Impact of Compiler Optimizations

Finally, it is still useful to think about compiler optimizations and how can they impact the choices in the table. Modern compilers can do a lot of things, making it possibly to get as optimized code as long as we can inline the function correctly.

Let us consider an example code below

#include <cstdio>
#include <tvm/runtime/c_runtime_api.h>

inline int PackedCFunc(void* args, int* type_codes, int num_args,
                       void* out_ret_value, int* out_ret_tcode,
                       void* resource_handle) {
  DLTensor* dlx = (DLTensor*)(((TVMValue*)args)[0].v_handle);
  DLTensor* dly = (DLTensor*)(((TVMValue*)args)[1].v_handle);
  // error check that can be dead-code eliminated
  if (type_codes[0] != kTVMDLTensorHandle) {
    return -1;
  }
  if (type_codes[1] != kTVMDLTensorHandle) {
    return -1;
  }
  if (dlx->shape[0] != 3) {
    return -1;
  }
  if (dlx->shape[1] != 3) {
    return -1;
  }

  if (dly->shape[0] != 3) {
    return -1;
  }
  if (dly->shape[1] != 3) {
    return -1;
  }
  if (dly->dtype.code != kDLFloat) {
    return -1;
  }

  ((float*)dlx->data)[0] =   ((float*)dly->data)[0] + 1;
  return 0;
}

// return y[i] = x[i]  +1
extern "C" int AddViaPackedCFunc(float *x, float* y) {
  TVMValue args[2];
  int type_codes[2];
  TVMValue out_ret_value;
  int out_ret_tcode;
  int64_t shape[2] = {3, 3};

  DLTensor dlx, dly;
  dlx.data = x;
  dlx.ndim = 2;
  dlx.shape = shape;
  dlx.dtype.code = kDLFloat;
  dlx.dtype.bits = 32;
  dlx.dtype.lanes = 1;
  dlx.device.device_type = kDLCPU;
  dlx.device.device_id = 0;
  dlx.strides = nullptr;
  dlx.byte_offset = 0;
  dly = dlx;
  dly.data = y;

  args[0].v_handle = &dlx;
  args[1].v_handle = &dly;

  type_codes[0] = kTVMDLTensorHandle;
  type_codes[1] = kTVMDLTensorHandle;

  // note: check can be dead-code eliminated
  if (PackedCFunc(args, type_codes, 2, &out_ret_value, &out_ret_tcode, nullptr) != 0) {
    printf("error\n");
  }	
  return 0;
}

Run clang

clang-10 -O2 -emit-llvm -S  -I ../../tvm/3rdparty/dlpack/include -I ../../tvm/include -o test.ll test.cc

The result is

; Function Attrs: nounwind uwtable
define dso_local i32 @AddViaPackedCFunc(float* %0, float* %1) local_unnamed_addr #0 {
  %3 = load float, float* %1, align 4, !tbaa !2
  %4 = fadd float %3, 1.000000e+00
  store float %4, float* %0, align 4, !tbaa !2
  ret i32 0
}

Run gcc

gcc -O2 -S  -I ../../tvm/3rdparty/dlpack/include -I ../../tvm/include -o test.s test.cc

Gives the following asm code

	.file	"test.cc"
	.text
	.p2align 4,,15
	.globl	AddViaPackedCFunc
	.type	AddViaPackedCFunc, @function
AddViaPackedCFunc:
.LFB31:
	.cfi_startproc
	movss	.LC0(%rip), %xmm0
	xorl	%eax, %eax
	addss	(%rsi), %xmm0
	movss	%xmm0, (%rdi)
	ret
	.cfi_endproc
.LFE31:
	.size	AddViaPackedCFunc, .-AddViaPackedCFunc
	.section	.rodata.cst4,"aM",@progbits,4
	.align 4
.LC0:
	.long	1065353216
	.ident	"GCC: (Ubuntu 7.4.0-1ubuntu1~18.04.1) 7.4.0"
	.section	.note.GNU-stack,"",@progbits

As we can see that even with the same PackedFunc API, as long as we can do proper inlining, allocating DLTensor and other items on stack, the resulting function call can be reduced to the same function as the minimum non-packed version.

Discussions

Considering the importance of a minimum internal, I agree that we could explore an un-packed interface(essentially generating something that is related to C). We should do that in a proper way, by introducing a function signature transformation utility that transforms the function signature from the original DLTensor* to the destructed fields.

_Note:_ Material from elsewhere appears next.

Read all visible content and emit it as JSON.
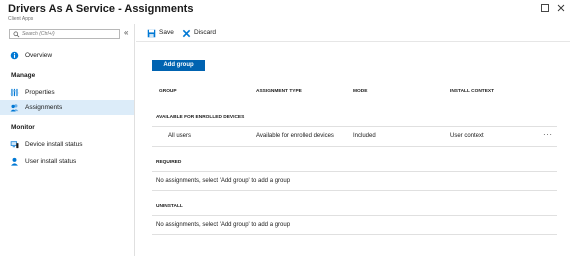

However, we should also note that generating the DLTensor on stack and setting up constant correctly might also bring similar effect in a modern compiler.

When it comes to type-erased interface, assuming we only need them at the interface level(not the internals). I think it is useful to keep the CPackedFunc convention, so that we still retain the benefit of additional wraping to expose to the externals and standardization. Again in this case carefully allocating the DLTensor on stack then pass it in plus strong inlining/constant folding could remove the overhead of DLTensor even at the interface level.